Fire Touched (Mercy Thompson, #9)(53)



“What do we have to bargain with?” Adam asked. “I won’t turn the boy over to them.” He looked at Tad. “Or you or your father. Bran has made it clear that we are on our own.”

“There is the walking stick,” I said.

“That’s a nonstarter,” said Adam. “It won’t stay with them in the first place. And in the second place . . .”

“Yeah,” I agreed. “It’s changed, hasn’t it? It’s not just an artifact anymore. It has a mind of its own—which makes it . . . not something I’m willing to bargain with if I can help it.”





8




Thomas had been suspiciously amiable about my request to include us in his fae lady’s meeting.

“I am,” he’d said when I’d called him, “very happy to have more security for Margaret.”

I cleared my throat. “You might not be so happy when I explain exactly why we’d like to come along.” He’d listened as I expanded on the tale of the trouble I’d caused with my little speech on the bridge.

“So,” he said when I’d finished. “You wish to come in the hopes of taking the Gray Lords by surprise—and are fairly sure that those fae you will corner are people who know the situation and have the power to make bargains.”

“Yes,” I said.

There was a little pause. “You don’t think that the Gray Lords are responsible for the threatening message sent to Hauptman’s ex-wife. Worse, you don’t think that the person, this Widow Queen, you talked to on the phone was the person responsible for the message, either.”
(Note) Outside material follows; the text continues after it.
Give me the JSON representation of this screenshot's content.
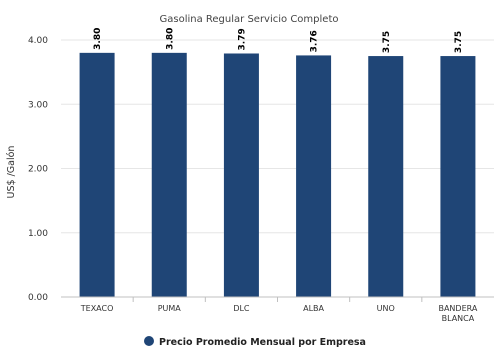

“She may have been one of them,” I said, “but there are others—who may or may not have a different agenda than she does. Or they want our refugee, too, but not for the same purpose. You see our problem.”

“You don’t know who wants what—and where they sit in the halls of power.” Margaret Flanagan had taken the phone. “Too many possibilities and not enough information.”

“Exactly,” I told her. “We don’t want war with the fae—and I don’t think they want war with us, either. But we won’t give them the boy, who has been a victim of the fae for a very long time. We won’t give them”—I paused, because in this instance I probably couldn’t speak for the pack—“I won’t give them Zee or his son. Ideally, the Gray Lords will decide we are too much trouble or not important enough to screw with, and they will take over and police their own. Otherwise, we’ll try to bargain with them to get them to respect our territorial boundaries.”

“Zee?” Margaret asked. “You said his name to Thomas, too, as if he were someone we should know?”

“Siebold Adelbertsmiter,” I said. “He’s had a lot of names over the years. You might know him better as the Dark Smith of Drontheim.”

There was a long pause. “You are a friend of the Dark Smith?”

“Zee is a grumpy old fae,” I said. “But he is my friend.”

She drew in a breath. “He was my father’s much-admired enemy.”

“If it helps,” I said, “when I told him your father was dead, it hit him pretty hard. I’d say the admiration went both ways.”

She laughed.

Thomas said, “Margaret is what is important.”

“We will protect her,” I said.

“All right,” he said. “But you come. You and your mate. I’ve met you, and I’ll have you at my back, but no strangers.”

“Deal,” I said.

Which is how I came to be riding shotgun instead of someone more useful like Warren or Honey—but we were hoping this wouldn’t turn into an actual battle.

Zee came, too.

I hadn’t asked him. Adam hadn’t asked him. Zee hadn’t said anything, he’d just been sitting in the backseat of Adam’s car when we were ready to leave. He wouldn’t say anything, and he wouldn’t get out. None of the other cars parked at the house would start. So, instead of being late, we drove to the hotel with him in the backseat.

Thomas and Margaret came out to meet us. The sky wasn’t quite dark, and Thomas wore gloves and a black hoodie with the hood pulled over his head. The hoodie made him look . . . smaller, and less dangerous—more like a gang member and less like a vampire.

Adam started to explain our stowaway to Thomas, but Zee got out of the car and looked at Margaret.

He frowned at the crutches and the scars on her wrists. “Your father was an honorable enemy,” he told her. “He deserved better followers. Are you as tough as your father?”

She raised her chin, but it was Thomas who said, “Tougher. They were both trapped underground in mining tunnels for decades. He died, and she survived.”

“My father was injured,” she said sharply. “I was not.”

“I did not know about this imprisonment,” Zee said. “Or I would have put a stop to it. I heard only afterward how it happened that you were trapped by those who should have cared for you.” He raised his eyes to her. “I would have broken my old enemy out of a prison he did not deserve—if only to ensure that a worthy opponent still walked the earth. For the error of my ignorance, I will do my best to make sure that his daughter walks away unharmed today.”